Maybe it’s the end of Summer, the recent high-profile passings in our community, or maybe my own recent week-long sojourn to the Mayo Clinic in Rochester, Minnesota, but I’ve noticed a decent number of news articles focusing on death, how we deal with it, and what we believe comes after it (if anything). The New York Times recently did a piece on reincarnation, and how that belief in multiple lives has been growing in popularity lately.
“According to data released last year by the Pew Forum on Religion and Public Life, a quarter of Americans now believe in reincarnation. (Women are more likely to believe than men; Democrats more likely than Republicans.) Julia Roberts recently told Elle magazine that though she was raised Christian, she had become “very Hindu.” Ms. Roberts believes that in her past life she was a “peasant revolutionary,” and said that when her daughter sits in a certain way she knows “there’s someone there I didn’t get the benefit of knowing … It’s an honor for me to continue to shepherd that.” At Cannes in May, a Thai film about reincarnation, “Uncle Boonmee Who Can Recall His Past Lives,” won the highest prize. In it, an old man on his deathbed sees the dead as vividly as the living, and his past life as an ox is as clear as his present one.”
The article talks about regression therapy, and interviews reincarnation superstar Dr. Brian Weiss, author of “Many Lives, Many Masters”, along with religion professor Stephen Prothero, who thinks this trend is tied to our relative affluence (“Reincarnation means never having to say you’re dead.”). Others, like Clare Stein at The Kenyon Review, reacting to the NYT piece, wonder if reincarnation is our misunderstanding of another phenomenon.
In Joyce’s Ulysses, Molly Bloom mispronounces metempsychosis as “met him pike hoses.” In some cases, this is what the eagerness to believe in reincarnation strikes me as: a mispronunciation of the Collective Unconscious, or something like it. The wealth of history inhabiting the places we like to claim as exclusively ours– mistaken for immortality.

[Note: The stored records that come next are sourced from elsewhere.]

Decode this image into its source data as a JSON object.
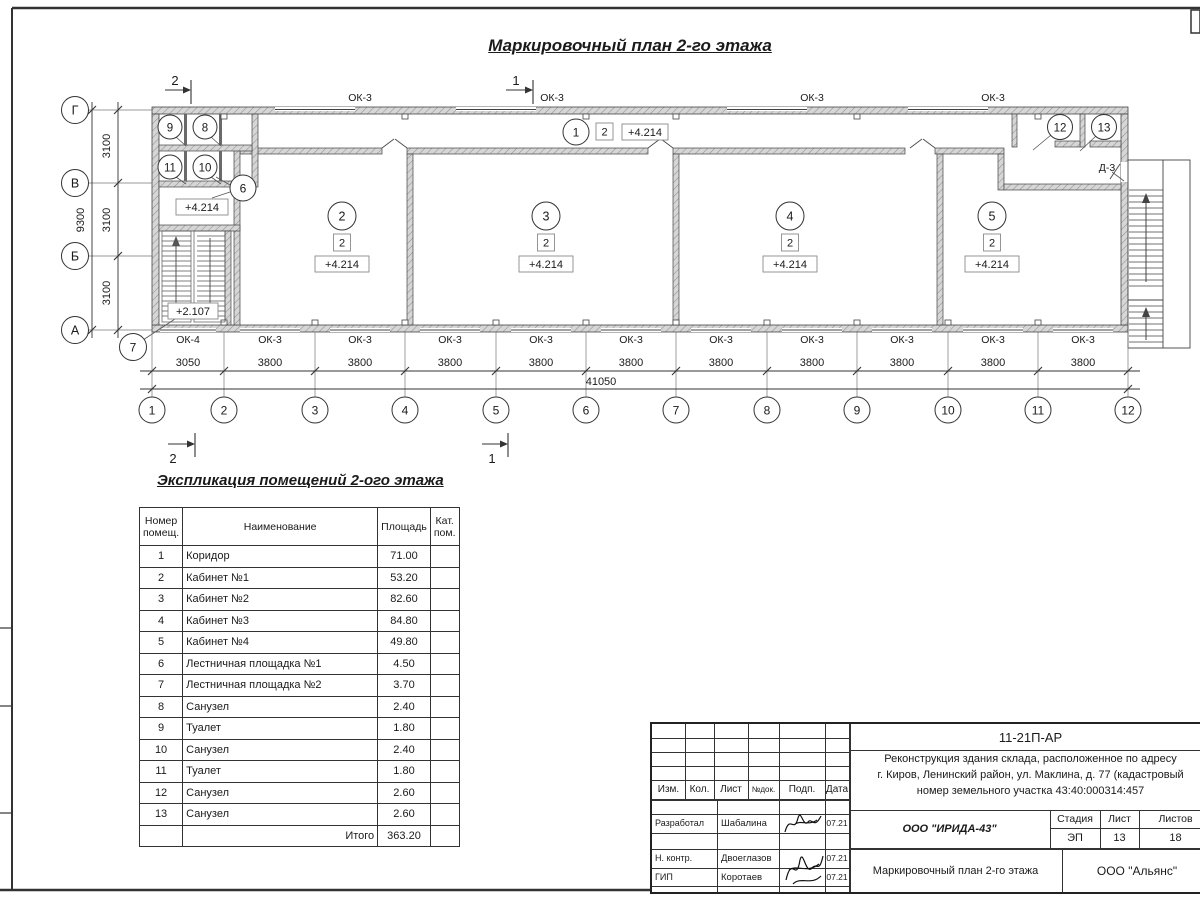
{
  "sheet": {
    "title": "Маркировочный план 2-го этажа"
  },
  "plan": {
    "axis_letters": [
      "Г",
      "В",
      "Б",
      "А"
    ],
    "axis_numbers": [
      "1",
      "2",
      "3",
      "4",
      "5",
      "6",
      "7",
      "8",
      "9",
      "10",
      "11",
      "12"
    ],
    "v_dims": [
      "3100",
      "3100",
      "3100"
    ],
    "v_total": "9300",
    "h_dims": [
      "3050",
      "3800",
      "3800",
      "3800",
      "3800",
      "3800",
      "3800",
      "3800",
      "3800",
      "3800",
      "3800"
    ],
    "h_total": "41050",
    "top_window_labels": [
      "ОК-3",
      "ОК-3",
      "ОК-3",
      "ОК-3"
    ],
    "bottom_window_labels": [
      "ОК-4",
      "ОК-3",
      "ОК-3",
      "ОК-3",
      "ОК-3",
      "ОК-3",
      "ОК-3",
      "ОК-3",
      "ОК-3",
      "ОК-3",
      "ОК-3"
    ],
    "door_label": "Д-3",
    "room_numbers": [
      "1",
      "2",
      "3",
      "4",
      "5",
      "6",
      "7",
      "8",
      "9",
      "10",
      "11",
      "12",
      "13"
    ],
    "category_mark": "2",
    "elevation_main": "+4.214",
    "elevation_stair": "+2.107",
    "section_mark_1": "1",
    "section_mark_2": "2"
  },
  "schedule": {
    "title": "Экспликация помещений 2-ого этажа",
    "col_num": "Номер помещ.",
    "col_name": "Наименование",
    "col_area": "Площадь",
    "col_cat": "Кат. пом.",
    "rows": [
      {
        "num": "1",
        "name": "Коридор",
        "area": "71.00"
      },
      {
        "num": "2",
        "name": "Кабинет №1",
        "area": "53.20"
      },
      {
        "num": "3",
        "name": "Кабинет №2",
        "area": "82.60"
      },
      {
        "num": "4",
        "name": "Кабинет №3",
        "area": "84.80"
      },
      {
        "num": "5",
        "name": "Кабинет №4",
        "area": "49.80"
      },
      {
        "num": "6",
        "name": "Лестничная площадка №1",
        "area": "4.50"
      },
      {
        "num": "7",
        "name": "Лестничная площадка №2",
        "area": "3.70"
      },
      {
        "num": "8",
        "name": "Санузел",
        "area": "2.40"
      },
      {
        "num": "9",
        "name": "Туалет",
        "area": "1.80"
      },
      {
        "num": "10",
        "name": "Санузел",
        "area": "2.40"
      },
      {
        "num": "11",
        "name": "Туалет",
        "area": "1.80"
      },
      {
        "num": "12",
        "name": "Санузел",
        "area": "2.60"
      },
      {
        "num": "13",
        "name": "Санузел",
        "area": "2.60"
      }
    ],
    "total_label": "Итого",
    "total_area": "363.20"
  },
  "titleblock": {
    "doc_number": "11-21П-АР",
    "project_line1": "Реконструкция здания склада, расположенное по адресу",
    "project_line2": "г. Киров, Ленинский район, ул. Маклина, д. 77 (кадастровый",
    "project_line3": "номер земельного участка 43:40:000314:457",
    "col_izm": "Изм.",
    "col_kol": "Кол.",
    "col_list": "Лист",
    "col_dok": "№док.",
    "col_podp": "Подп.",
    "col_data": "Дата",
    "row1_role": "Разработал",
    "row1_name": "Шабалина",
    "row1_date": "07.21",
    "row2_role": "Н. контр.",
    "row2_name": "Двоеглазов",
    "row2_date": "07.21",
    "row3_role": "ГИП",
    "row3_name": "Коротаев",
    "row3_date": "07.21",
    "company": "ООО \"ИРИДА-43\"",
    "stage_label": "Стадия",
    "sheet_label": "Лист",
    "sheets_label": "Листов",
    "stage": "ЭП",
    "sheet_num": "13",
    "sheets_total": "18",
    "doc_title": "Маркировочный план 2-го этажа",
    "org": "ООО \"Альянс\""
  }
}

I’m somewhat agnostic on the question of if we have lived past lives, or if those memories are part of a collective unconscious, but I do believe that Reclaiming and other modern Pagan traditions are on the right path when they say: “What is remembered, lives”. A look at ancestor reverence and worship in many cultures will show a common thread of keeping those who have passed among us, of involving the dead in our lives.

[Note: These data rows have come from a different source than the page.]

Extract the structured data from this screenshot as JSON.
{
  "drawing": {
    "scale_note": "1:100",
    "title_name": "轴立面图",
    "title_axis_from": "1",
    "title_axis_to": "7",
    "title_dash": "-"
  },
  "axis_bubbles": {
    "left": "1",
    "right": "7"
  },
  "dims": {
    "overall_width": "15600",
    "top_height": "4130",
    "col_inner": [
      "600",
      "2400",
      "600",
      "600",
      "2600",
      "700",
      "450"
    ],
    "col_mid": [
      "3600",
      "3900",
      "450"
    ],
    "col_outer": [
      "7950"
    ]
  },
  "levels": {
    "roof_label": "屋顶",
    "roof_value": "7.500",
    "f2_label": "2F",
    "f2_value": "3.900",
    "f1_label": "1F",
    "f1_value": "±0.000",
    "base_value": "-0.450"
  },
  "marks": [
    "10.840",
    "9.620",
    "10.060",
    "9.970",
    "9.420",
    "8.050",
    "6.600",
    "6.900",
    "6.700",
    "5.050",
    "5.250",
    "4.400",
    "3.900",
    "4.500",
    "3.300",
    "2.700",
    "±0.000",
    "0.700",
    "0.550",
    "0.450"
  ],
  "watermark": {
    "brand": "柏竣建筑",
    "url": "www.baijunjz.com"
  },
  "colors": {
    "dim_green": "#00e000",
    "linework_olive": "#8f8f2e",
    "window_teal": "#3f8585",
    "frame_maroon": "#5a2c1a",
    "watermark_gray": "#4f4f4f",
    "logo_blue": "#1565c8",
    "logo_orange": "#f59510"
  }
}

With fanfare befitting a parade, the shrouded remains of 17 bodies were removed from the family crypt, some sprayed with expensive perfume, others splashed with sparkling wine. Five brass bands took turns belting out cheerful melodies, and each emerging corpse was lifted onto the shoulders of its own set of revelers. The celebrators then joyously trotted about, dancing with the bones of the dead. “It is good to thank the ancestors in person because we owe them everything,” said Rakotonarivo Henri, 52, an out-of-breath farmer who had just set down his dead grandfather and was moving toward the remains of his aunt. “We do not come from mud; we come from these bodies.”
Ancestor veneration, as our movement has matured, has become a larger topic of discussion. We are also more concerned about our rites of burial, how we are buried, and seeing that our dead are properly honored. I feel that as we continue, you’ll see more emphasis placed on our “mighty dead”, and that our rituals and traditions will start to mirror existing indigenous beliefs regarding the ancestors. But even in a secular context, I think the idea of memory, or being remembered, is growing.

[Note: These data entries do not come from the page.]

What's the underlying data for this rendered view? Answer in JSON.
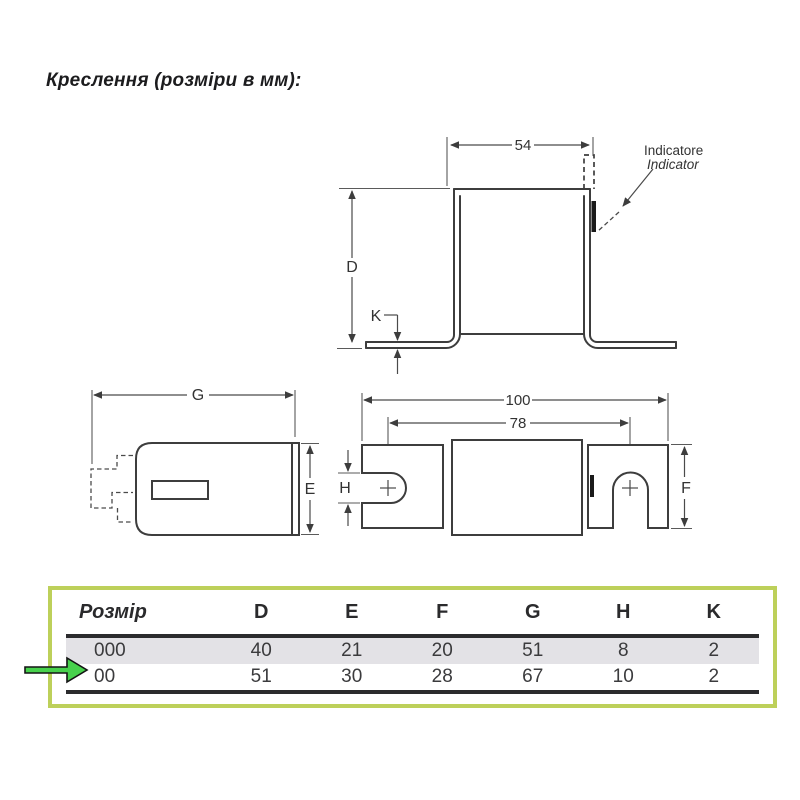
{
  "title": "Креслення (розміри в мм):",
  "drawing": {
    "front_view": {
      "dims": {
        "top_width": "54",
        "height": "D",
        "foot_thickness": "K"
      },
      "indicator_label": {
        "line1": "Indicatore",
        "line2": "Indicator"
      }
    },
    "side_view": {
      "dims": {
        "length": "G",
        "height": "E"
      }
    },
    "top_view": {
      "dims": {
        "overall_length": "100",
        "centers_distance": "78",
        "slot_width": "H",
        "blade_width": "F"
      }
    }
  },
  "table": {
    "size_column_header": "Розмір",
    "dim_columns": [
      "D",
      "E",
      "F",
      "G",
      "H",
      "K"
    ],
    "rows": [
      {
        "size": "000",
        "values": [
          "40",
          "21",
          "20",
          "51",
          "8",
          "2"
        ]
      },
      {
        "size": "00",
        "values": [
          "51",
          "30",
          "28",
          "67",
          "10",
          "2"
        ]
      }
    ],
    "pointed_row": "00"
  },
  "colors": {
    "highlight_box_border": "#bdd05a",
    "pointer_arrow_fill": "#47d14c",
    "shaded_row_bg": "#e3e2e6",
    "table_rule": "#2b2b2d",
    "drawing_line": "#3d3d3d"
  }
}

“Music lovers can now be immortalised when they die by having their ashes baked into vinyl records to leave behind for loved ones. A UK company called And Vinyly is offering people the chance to press their ashes in a vinyl recording of their own voice, their favourite tunes or their last will and testament. Minimalist audiophiles might want to go for the simple option of having no tunes or voiceover, and simply pressing the ashes into the vinyl to result in pops and crackles.”
For the record, if I’m cremated, I’d like to be made into a copy of the The Cure’s “Disintegration”.
A statue of the Mayo brothers at the Mayo Clinic in Rochester.
A prime example of ancestor veneration in all but name.
Why the increased interest in reincarnation, in ancestor veneration, in being remembered? I think it has partially to do with an impulse that has always been with us. One that, to certain extents, has been discouraged by our post-Enlightenment culture, or only approved in special contexts (saints, national heroes). For so long we have been afraid to acknowledge that we long to make the dead a part of our lives. To not simply “move on”, but to continue to weave them into the tapestry of our existence. That it isn’t morbid, but loving. As we approach Samhain, Day of the Dead, and other Winter holidays of remembrance and ancestor veneration, let us focus on how we integrate those who are no longer with us, but are still very much with us.